Ces derniers ajoutent : « Les variations d’acceptabilité du fardeau du traitement d’un patient à l’autre posent la question de son évaluation régulière par les soignants. » Dans ce cadre, l’étude ComPaRe a aussi permis de calibrer un outil d’évaluation du « fardeau du traitement » des patients chroniques. Un outil qui pourra être utile aux soignants, aux patients et aux chercheurs dans le cadre des soins, des évaluations qualité et de la recherche clinique. À l’occasion de cette publication, les chercheurs lancent un nouvel appel à la participation des patients suivis pour une maladie chronique au projet ComPaRe.
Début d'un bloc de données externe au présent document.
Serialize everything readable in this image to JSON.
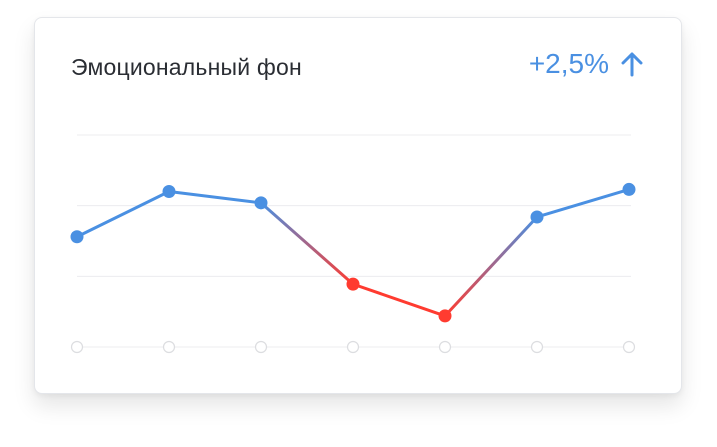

Selon ses chiffres, 20 millions de Français souffrent de maladies chroniques, soit un tiers de la population.
A noter que celui-ci rassemble aujourd’hui plus de 30 000 patients volontaires. Les patients ont le choix de participer à la cohorte générale et/ou à l’une des huit cohortes dédiées à une maladie chronique spécifique : diabète, maladie de Verneuil (maladie de peau chronique responsable d’abcès et de cicatrices), vitiligo, lombalgie chronique, maladies rénales, vascularites, hypertension artérielle et endométriose. Entre mai 2017 et janvier 2018, les participants ont notamment pu répondre à la question : « Si vous aviez une baguette magique, que changeriez-vous dans votre prise en charge pour la rendre plus acceptable ? » La plupart des idées portaient sur la qualité des échanges entre médecins et patients.